ABOUT

Aint I A Womanist Too?”:
Third Wave Womanist Religious Thought 
Date: February 25 - 26, 2010
Location: Claremont, California

In the mid 1980s, ethicist Katie G. Cannon invoked Alice Walker’s term “womanist” to articulate the particularities of black women’s religious experiences.  Since that time, a cadre, a first generation of black female religious scholars, fought for inclusion into a white-racialized and male dominated theological discourse, while a second generation of womanists began to take up additional issues such as health and class in a more fervent manner. Thus the second generation of womanist religious thought began to reflect more fully about pressing issues of their historical moment – issues beyond gendered inclusion. Since then, womanist approaches to religious studies have grown to constitute an entire contextual movement within theology and religious studies.
 
Thus womanist approaches to religion have joined in the larger movement of U.S. and global liberation theologies that consciously describe the identity and experiences of the marginalized, and declare that the power of divinity and the force of religion resist their oppression.  In so doing, womanist theological thought is one of these brave theologies that ‘shook’ the foundations of and created space within the western academy.

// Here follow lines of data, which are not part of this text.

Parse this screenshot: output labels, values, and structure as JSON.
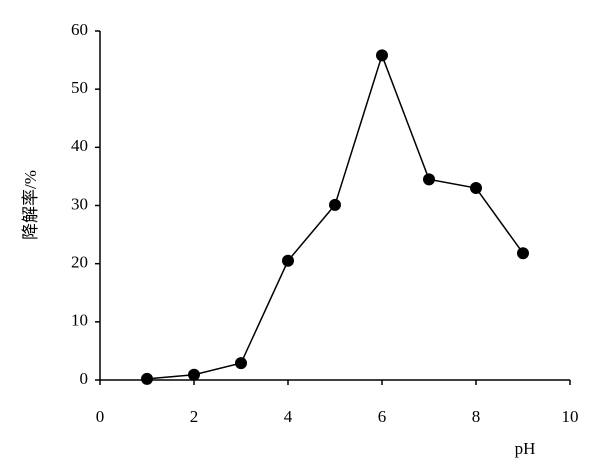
{
  "chart_data": {
    "type": "line",
    "x_label": "pH",
    "y_label": "降解率/%",
    "x": [
      1,
      2,
      3,
      4,
      5,
      6,
      7,
      8,
      9
    ],
    "series": [
      {
        "color": "#000000",
        "values": [
          0.2,
          0.9,
          2.9,
          20.5,
          30.1,
          55.8,
          34.5,
          33,
          21.8
        ]
      }
    ],
    "xlim": [
      0,
      10
    ],
    "xticks": [
      0,
      2,
      4,
      6,
      8,
      10
    ],
    "ylim": [
      0,
      60
    ],
    "yticks": [
      0,
      10,
      20,
      30,
      40,
      50,
      60
    ],
    "grid": false
  }
}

And yet the category of identity, of what it means to be a “black woman,” constructed to empower the women whose experiences have been so marginalized by a larger academy and society, can also serve to constrain and limit the field.  That is, black womanhood and black women’s religiosity is as diverse as the world’s vast populace.  We are southern, Protestant, heterosexual descendants of the U.S. slavery system, and yet, we are also, and have always been geographically expansive, queer, multicultural, diasporic, and representative of a rich tapestry of religiosities within and beyond Christianity. While this diversity is not novel, the postmodern condition in which we find our complicated placements in the world call for new ways of seeing, of knowing, and doing—which seemingly beg something different and something new of our religious and theological projects.
 
Our understanding of ‘experience’ becomes more and more attenuated; religious expressions continue to blur and transgress traditional persuasions; our raced, sexed, and gendered subjectivities continue to transgress stagnate identity signifiers, and the grave injustices in our society call for more democratic political possibilities.  
And so, it is these unique, messy and beautiful complications that demand more of our religious and theological doing—that our growing recognition of diversity demand a new theological posture, necessitates a “third wave” in our sea of raced, gendered, sexed, classed, political and religious multiplicity—a new wave which is already here and yet continually emerging on our theological and religious horizons of impossible possibilities. 
 
“Third Wave” womanist religious thought inherits and lifts up the legacy of its strong womanist heritage and remains faithfully unfaithful to its discursive history. Like all womanist religious thought, this third wave is grounded in black women’s religiosity.  This third wave celebrates hybridity, tension and complexity; it is Christian and non-Christian, straight and queer, historical and yet postmodern, political and rich with philosophical and cultural criticism, and lastly, committed to an open-ended vision of possibility.

Sojourner Truth critiqued the default understanding of black womanhood with her poignant question, “Ain’t I a woman?” and expanded notions of blackness, womanhood and work for generations of scholars and activists.  Likewise, this third wave of womanist religious thought redefines and extends, from within and without, what it means to place black women’s religious experiences at the center of theological activity and religious reflection.  
 
Challenging boundaries and expanding discourse, this “third wave” conference offers an opportunity to diversely engage the rugged terrains of our contemporary condition by drawing on the strengths of womanist religious scholarship while also departing from the inherited tradition.  Together a multi-generational, multi-ethnic, multi-racial, multi-religious group of scholars and attendees will think together on how to articulate and live into this third wave that cares for the varied lived religious experiences of women of African descent and craves justice, wellness, wholeness, freedom and quality of life.